One of my acquaintances, Mr. M., has been attacked in an essay by no less a person than Goethe, with justifiable vehemence, we all think. Mr. M. has, of course, been crushed by this attack. He complains of it bitterly at a dinner party; but he says that his veneration for Goethe has not suffered from this personal experience. I try to find some explanation of the chronological relations, which seem improbable to me. Goethe died in 1832; since his attack upon M. must of course have taken place earlier, Mr. M. was at the time a very young man. It seems plausible to me that he was 18 years old. But I do not know exactly what year it is at present, and so the whole calculation lapses into obscurity. The attack, moreover, is contained in Goethe’s well-known essay entitled “Nature.”

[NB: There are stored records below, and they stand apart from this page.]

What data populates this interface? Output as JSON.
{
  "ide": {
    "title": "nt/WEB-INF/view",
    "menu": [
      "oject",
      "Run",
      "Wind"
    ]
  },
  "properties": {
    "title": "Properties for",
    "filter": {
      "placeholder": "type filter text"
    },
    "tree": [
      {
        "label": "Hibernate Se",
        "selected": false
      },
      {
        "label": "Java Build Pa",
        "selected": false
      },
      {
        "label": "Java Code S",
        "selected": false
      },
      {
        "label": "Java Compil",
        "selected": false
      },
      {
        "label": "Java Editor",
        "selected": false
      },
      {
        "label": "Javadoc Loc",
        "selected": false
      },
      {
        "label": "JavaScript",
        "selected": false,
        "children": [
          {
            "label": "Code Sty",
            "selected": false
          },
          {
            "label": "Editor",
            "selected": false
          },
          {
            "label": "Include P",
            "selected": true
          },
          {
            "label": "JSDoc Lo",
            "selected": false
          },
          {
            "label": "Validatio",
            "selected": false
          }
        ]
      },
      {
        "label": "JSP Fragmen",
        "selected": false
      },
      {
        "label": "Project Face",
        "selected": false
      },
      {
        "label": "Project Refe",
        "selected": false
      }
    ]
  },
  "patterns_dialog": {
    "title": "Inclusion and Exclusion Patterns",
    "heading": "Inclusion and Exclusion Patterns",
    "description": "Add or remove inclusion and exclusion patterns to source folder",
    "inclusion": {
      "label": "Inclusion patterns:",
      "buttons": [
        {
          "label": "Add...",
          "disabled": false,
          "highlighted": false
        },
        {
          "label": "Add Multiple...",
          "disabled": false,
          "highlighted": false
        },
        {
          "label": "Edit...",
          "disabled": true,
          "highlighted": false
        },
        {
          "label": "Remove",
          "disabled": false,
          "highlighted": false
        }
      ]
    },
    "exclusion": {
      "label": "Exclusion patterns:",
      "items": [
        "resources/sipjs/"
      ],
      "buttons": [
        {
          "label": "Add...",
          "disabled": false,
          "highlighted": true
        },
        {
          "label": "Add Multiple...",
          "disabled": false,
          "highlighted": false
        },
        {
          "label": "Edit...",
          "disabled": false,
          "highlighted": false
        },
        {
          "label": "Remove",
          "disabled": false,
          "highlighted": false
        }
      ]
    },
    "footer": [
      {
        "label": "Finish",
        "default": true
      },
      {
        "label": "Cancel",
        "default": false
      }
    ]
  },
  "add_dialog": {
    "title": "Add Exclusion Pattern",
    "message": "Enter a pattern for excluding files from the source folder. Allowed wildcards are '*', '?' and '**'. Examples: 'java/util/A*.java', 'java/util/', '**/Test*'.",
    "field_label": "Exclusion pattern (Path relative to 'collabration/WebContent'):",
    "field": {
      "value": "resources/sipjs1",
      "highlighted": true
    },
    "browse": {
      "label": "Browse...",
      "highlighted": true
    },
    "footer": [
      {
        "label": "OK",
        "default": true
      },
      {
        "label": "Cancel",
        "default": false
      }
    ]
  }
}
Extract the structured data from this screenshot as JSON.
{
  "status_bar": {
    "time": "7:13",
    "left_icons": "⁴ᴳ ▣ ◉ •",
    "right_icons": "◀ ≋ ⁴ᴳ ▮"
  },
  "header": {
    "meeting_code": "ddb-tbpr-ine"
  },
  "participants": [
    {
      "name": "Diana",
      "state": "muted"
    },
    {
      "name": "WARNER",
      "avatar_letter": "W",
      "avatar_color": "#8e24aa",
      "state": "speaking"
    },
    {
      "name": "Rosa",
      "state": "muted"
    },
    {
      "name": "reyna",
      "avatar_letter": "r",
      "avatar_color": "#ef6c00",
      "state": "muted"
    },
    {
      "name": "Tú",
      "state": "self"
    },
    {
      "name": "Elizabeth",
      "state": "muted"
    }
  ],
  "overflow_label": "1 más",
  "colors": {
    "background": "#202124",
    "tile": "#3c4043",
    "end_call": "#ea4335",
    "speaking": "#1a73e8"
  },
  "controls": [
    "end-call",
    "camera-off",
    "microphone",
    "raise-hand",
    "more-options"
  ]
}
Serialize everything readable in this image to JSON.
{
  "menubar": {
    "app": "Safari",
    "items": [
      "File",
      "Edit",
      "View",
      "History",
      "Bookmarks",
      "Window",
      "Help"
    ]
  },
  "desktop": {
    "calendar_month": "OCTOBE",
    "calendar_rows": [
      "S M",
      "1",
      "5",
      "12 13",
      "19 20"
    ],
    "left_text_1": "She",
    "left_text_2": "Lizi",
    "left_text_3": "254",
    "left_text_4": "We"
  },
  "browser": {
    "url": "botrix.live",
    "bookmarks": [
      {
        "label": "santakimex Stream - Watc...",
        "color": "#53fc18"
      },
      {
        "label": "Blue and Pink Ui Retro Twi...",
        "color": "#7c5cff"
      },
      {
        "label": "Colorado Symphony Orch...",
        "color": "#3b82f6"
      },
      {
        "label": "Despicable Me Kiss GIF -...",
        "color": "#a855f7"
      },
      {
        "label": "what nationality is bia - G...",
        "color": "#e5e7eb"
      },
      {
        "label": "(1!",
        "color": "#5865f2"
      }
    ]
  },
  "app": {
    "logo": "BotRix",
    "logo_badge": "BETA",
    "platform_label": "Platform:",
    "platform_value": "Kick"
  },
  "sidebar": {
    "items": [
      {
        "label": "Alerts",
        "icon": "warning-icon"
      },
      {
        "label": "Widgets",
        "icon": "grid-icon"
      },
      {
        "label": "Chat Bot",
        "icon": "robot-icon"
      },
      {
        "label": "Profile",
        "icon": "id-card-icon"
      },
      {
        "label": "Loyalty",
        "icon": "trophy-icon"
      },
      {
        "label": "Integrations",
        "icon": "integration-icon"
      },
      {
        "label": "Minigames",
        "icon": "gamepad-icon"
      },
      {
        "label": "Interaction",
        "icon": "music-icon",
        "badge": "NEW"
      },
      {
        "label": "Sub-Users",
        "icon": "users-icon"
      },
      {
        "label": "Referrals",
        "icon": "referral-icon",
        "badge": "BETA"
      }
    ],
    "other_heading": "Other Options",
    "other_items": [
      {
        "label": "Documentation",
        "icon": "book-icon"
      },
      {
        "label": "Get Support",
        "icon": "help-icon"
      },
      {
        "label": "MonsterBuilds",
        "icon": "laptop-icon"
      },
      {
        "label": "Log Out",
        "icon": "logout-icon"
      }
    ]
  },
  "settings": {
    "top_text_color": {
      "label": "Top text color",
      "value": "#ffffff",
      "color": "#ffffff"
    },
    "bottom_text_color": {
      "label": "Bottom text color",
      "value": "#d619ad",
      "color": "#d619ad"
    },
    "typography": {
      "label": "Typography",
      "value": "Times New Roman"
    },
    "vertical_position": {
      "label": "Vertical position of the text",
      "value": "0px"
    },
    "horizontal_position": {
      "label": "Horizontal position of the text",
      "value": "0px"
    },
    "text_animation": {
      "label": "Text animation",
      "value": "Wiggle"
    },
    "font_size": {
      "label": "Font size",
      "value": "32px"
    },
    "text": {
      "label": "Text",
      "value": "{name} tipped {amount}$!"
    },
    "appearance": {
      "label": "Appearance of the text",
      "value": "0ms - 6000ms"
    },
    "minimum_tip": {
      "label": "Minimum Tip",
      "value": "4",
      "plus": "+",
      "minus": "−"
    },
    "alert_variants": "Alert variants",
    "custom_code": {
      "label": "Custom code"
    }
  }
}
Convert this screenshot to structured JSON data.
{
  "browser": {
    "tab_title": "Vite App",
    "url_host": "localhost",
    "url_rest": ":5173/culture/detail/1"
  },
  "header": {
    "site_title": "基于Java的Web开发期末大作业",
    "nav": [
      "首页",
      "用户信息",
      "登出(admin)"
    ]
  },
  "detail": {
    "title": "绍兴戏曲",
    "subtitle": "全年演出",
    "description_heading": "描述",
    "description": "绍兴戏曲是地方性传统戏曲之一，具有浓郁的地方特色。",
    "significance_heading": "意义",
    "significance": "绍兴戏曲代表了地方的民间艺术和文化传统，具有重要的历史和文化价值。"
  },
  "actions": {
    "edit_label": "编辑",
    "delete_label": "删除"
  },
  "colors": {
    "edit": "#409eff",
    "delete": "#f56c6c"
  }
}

We shall soon find means to justify the nonsense of this dream. Mr. M., with whom I became acquainted at a dinner-party, had recently requested me to examine his brother, who showed signs of paralytic insanity. The conjecture was right; the painful thing about this visit was that the patient exposed his brother by alluding to his youthful pranks when there was no occasion in the conversation for his doing so. I had asked the patient to tell me the year of his birth, and had got him to make several small calculations in order to bring out the weakness of his memory—all of which tests he passed fairly well. I see now that I am acting like a paralytic in the dream (I do not know exactly what year it is at present). Other subject-matter in the dream is drawn from another recent source. The editor of a medical journal, a friend of mine, had accepted for his paper a very unfavourable, a “crushing,” criticism of the last book of my friend Fl. of Berlin, the author of which was a very youthful reviewer, who was not very competent to pass judgment. I thought I had a right to interfere, and called the editor to account; he keenly regretted the acceptance of the criticism, but would not promise redress. Thereupon I broke off relations with the journal, and in my letter of resignation expressed the hope that our personal relations would not suffer from the incident. The third source of this dream is an account given by a female patient—it was fresh in my memory at the time—of the mental disease of her brother who had fallen into a frenzy, crying “Nature, Nature.” The physicians in attendance thought that the cry was derived from a reading of Goethe’s beautiful essay, and that it pointed to overwork in the patient in the study of natural philosophy. I thought rather of the sexual sense in which even less cultured people with us use the word “Nature,” and the fact that the unfortunate man later mutilated his genitals seemed to show that I was not far wrong. Eighteen years was the age of this patient at the time when the attack of frenzy occurred.